No security plugin is a complete solution. These habits matter more than which plugin you pick:
- Use strong, unique passwords through a password manager. The breached-password feature in Wordfence helps, but the real fix is never reusing passwords across sites.
- Hide your login URL. Either use Solid’s built-in feature or add a dedicated plugin like WPS Hide Login.
- If you have user registration enabled, stop spam user registrations before they pile up in your database.
- Run daily or weekly backups stored offsite. Your security plugin won’t save you if a server fails or a hosting account gets suspended.
- Keep WordPress core, plugins, and your theme up to date. Most hacks exploit known vulnerabilities in outdated software, not zero-days.
A security plugin without these habits is like a deadbolt on a door with the windows open.
Wordfence vs solid security: My honest verdict
For a non-technical site owner who wants protection in 5 minutes: Solid Security Free.
For a site owner who wants visibility and a real firewall: Wordfence Free.

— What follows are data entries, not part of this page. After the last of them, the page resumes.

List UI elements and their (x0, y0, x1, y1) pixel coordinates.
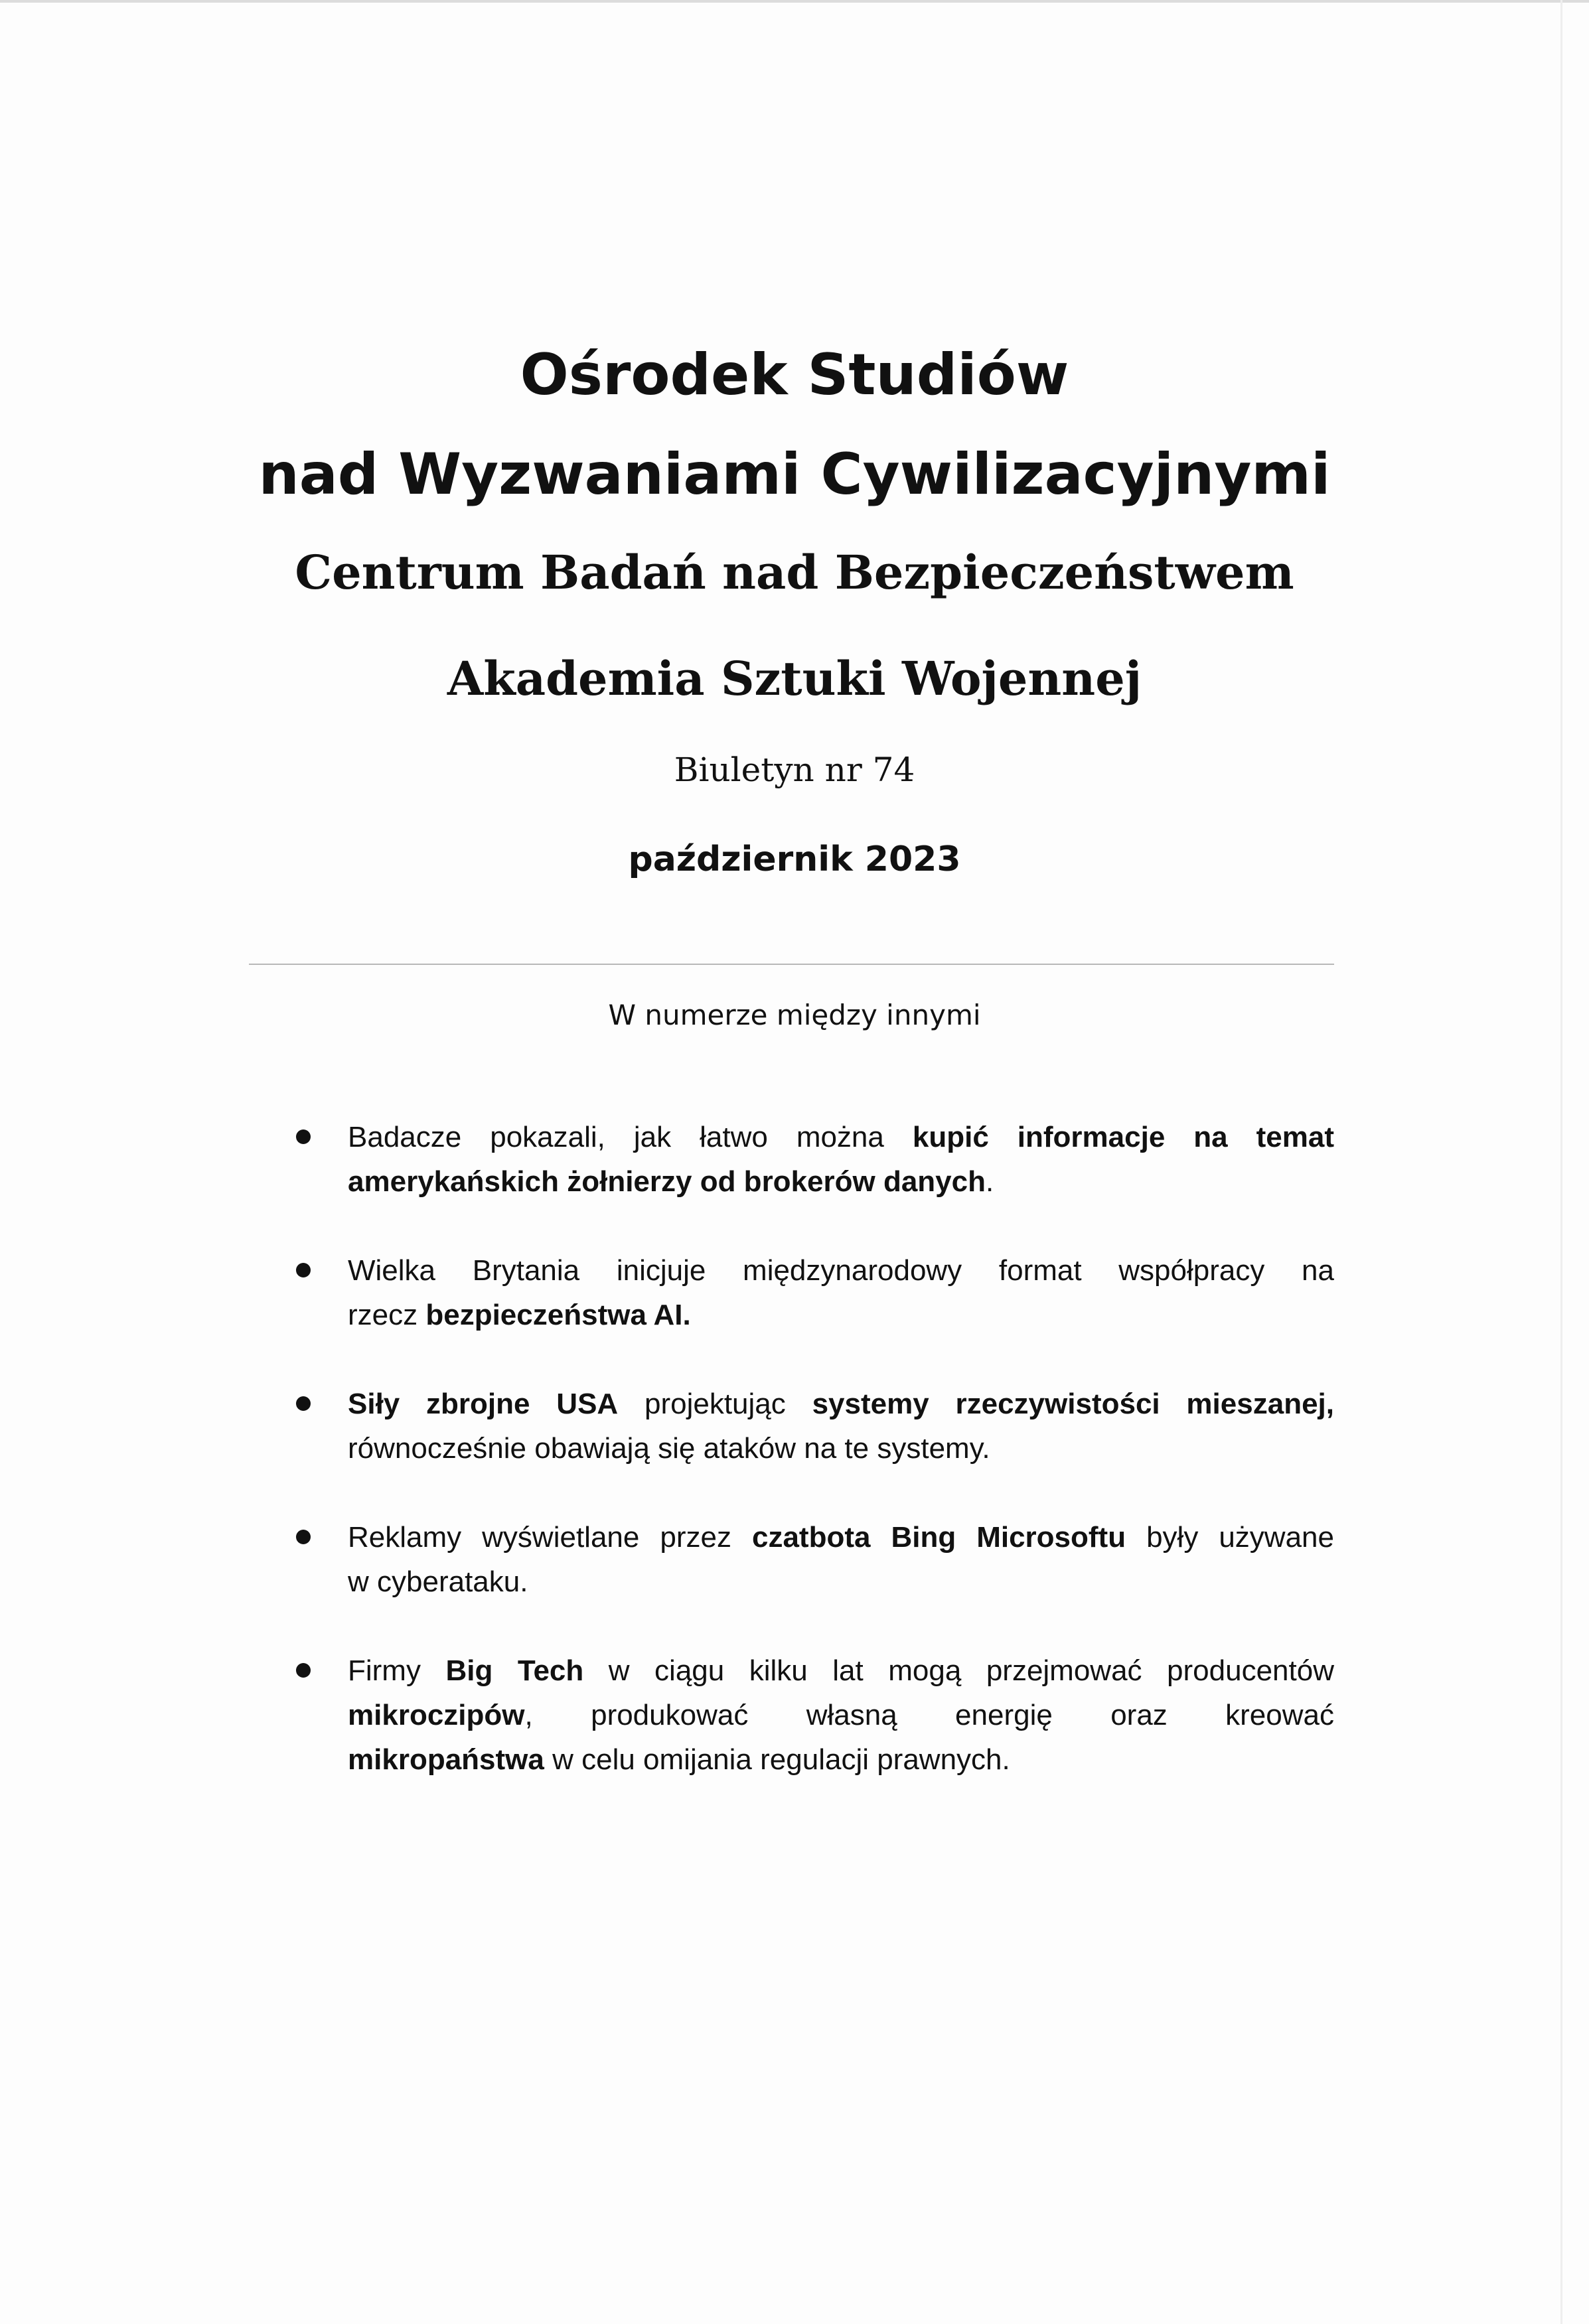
highlight-text: Badacze pokazali, jak łatwo można (348, 1121, 913, 1153)
highlight-line (348, 1426, 1334, 1471)
section-divider (249, 964, 1334, 965)
center-name: Centrum Badań nad Bezpieczeństwem (295, 545, 1294, 600)
bullet-dot-icon (296, 1129, 311, 1144)
bullet-dot-icon (296, 1530, 311, 1544)
academy-name: Akademia Sztuki Wojennej (447, 651, 1142, 706)
highlight-text: . (986, 1165, 994, 1198)
highlight-emphasis: systemy rzeczywistości mieszanej, (812, 1388, 1334, 1420)
highlight-text: projektując (618, 1388, 812, 1420)
highlight-emphasis: Big Tech (445, 1654, 584, 1687)
bullet-dot-icon (296, 1396, 311, 1411)
highlight-text: Wielka Brytania inicjuje międzynarodowy format współpracy na (348, 1254, 1334, 1287)
bullet-dot-icon (296, 1663, 311, 1678)
highlight-line (348, 1737, 1334, 1782)
highlight-text: Reklamy wyświetlane przez (348, 1521, 752, 1554)
organization-name-line-2: nad Wyzwaniami Cywilizacyjnymi (258, 441, 1331, 508)
highlight-line (348, 1693, 1334, 1737)
highlight-emphasis: kupić informacje na temat (912, 1121, 1334, 1153)
highlight-line (348, 1293, 1334, 1337)
highlight-emphasis: Siły zbrojne USA (348, 1388, 619, 1420)
highlight-emphasis: mikropaństwa (348, 1743, 544, 1776)
highlight-emphasis: czatbota Bing Microsoftu (751, 1521, 1126, 1554)
bullet-dot-icon (296, 1263, 311, 1277)
highlight-emphasis: bezpieczeństwa AI. (425, 1299, 691, 1331)
highlight-line (348, 1382, 1334, 1426)
highlight-line (348, 1248, 1334, 1293)
bulletin-date: październik 2023 (628, 839, 961, 879)
highlight-item (285, 1648, 1334, 1826)
highlight-text: w celu omijania regulacji prawnych. (544, 1743, 1010, 1776)
highlight-item (285, 1248, 1334, 1382)
issue-highlights-heading: W numerze między innymi (608, 999, 981, 1031)
highlight-emphasis: mikroczipów (348, 1699, 525, 1731)
highlight-line (348, 1515, 1334, 1560)
highlight-text: rzecz (348, 1299, 426, 1331)
highlight-line (348, 1115, 1334, 1159)
highlight-line (348, 1648, 1334, 1693)
highlight-text: Firmy (348, 1654, 446, 1687)
highlight-line (348, 1159, 1334, 1204)
highlight-line (348, 1560, 1334, 1604)
highlight-text: w ciągu kilku lat mogą przejmować producentów (583, 1654, 1335, 1687)
highlight-text: równocześnie obawiają się ataków na te systemy. (348, 1432, 990, 1465)
highlight-text: , produkować własną energię oraz kreować (524, 1699, 1334, 1731)
highlight-item (285, 1115, 1334, 1248)
highlight-item (285, 1382, 1334, 1515)
scan-top-edge (0, 0, 1589, 3)
bulletin-number: Biuletyn nr 74 (674, 751, 915, 789)
issue-highlights-list (285, 1115, 1334, 1826)
highlight-text: w cyberataku. (348, 1565, 528, 1598)
highlight-text: były używane (1126, 1521, 1334, 1554)
highlight-emphasis: amerykańskich żołnierzy od brokerów danych (348, 1165, 986, 1198)
highlight-item (285, 1515, 1334, 1648)
organization-name-line-1: Ośrodek Studiów (520, 342, 1069, 408)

Both are genuinely good plugins. The question isn’t which is “better” in the abstract – it’s which one matches how you actually want to manage your site’s security. Pick one, stop reading comparison articles, and go install it.
Frequently Asked Questions
What does each plugin actually do for free?
Wordfence shines with its endpoint firewall and thorough malware scanner. I find Solid Security focuses more on hardening the environment – forcing strong passwords, tweaking database prefixes, and locking down vulnerabilities.
How do they handle brute-force login attacks?
Both plugins handle this well in their free versions. They let me limit failed login attempts and automatically lock out IP addresses after 3 to 5 wrong passwords in a row.
Is Wordfence or Solid Security better for a beginner?
I recommend Solid Security for most beginners because the setup wizard configures everything in about 5 minutes. Wordfence is better if you actually want to review attack logs and run manual malware scans, but it asks more decisions of you upfront.
Can I run Wordfence and Solid Security together?
No, you should never run both at the same time. The brute-force protection rules conflict, and I’ve seen people lock themselves out of their own admin trying to make both plugins coexist. Pick one and commit.
Does the free version of Wordfence include the firewall?
Yes, the free Web Application Firewall is included with Wordfence Free. The catch is that firewall rules and malware signatures arrive 30 days after Premium subscribers get them, so brand-new threats aren’t blocked until that delay expires.
Will a security plugin slow down my WordPress site?
Both plugins add some server-side overhead, but Wordfence is heavier because of its Live Traffic monitoring. If you notice slowdowns, I recommend disabling Live Traffic in Wordfence or switching to Solid Security, which has a smaller database footprint.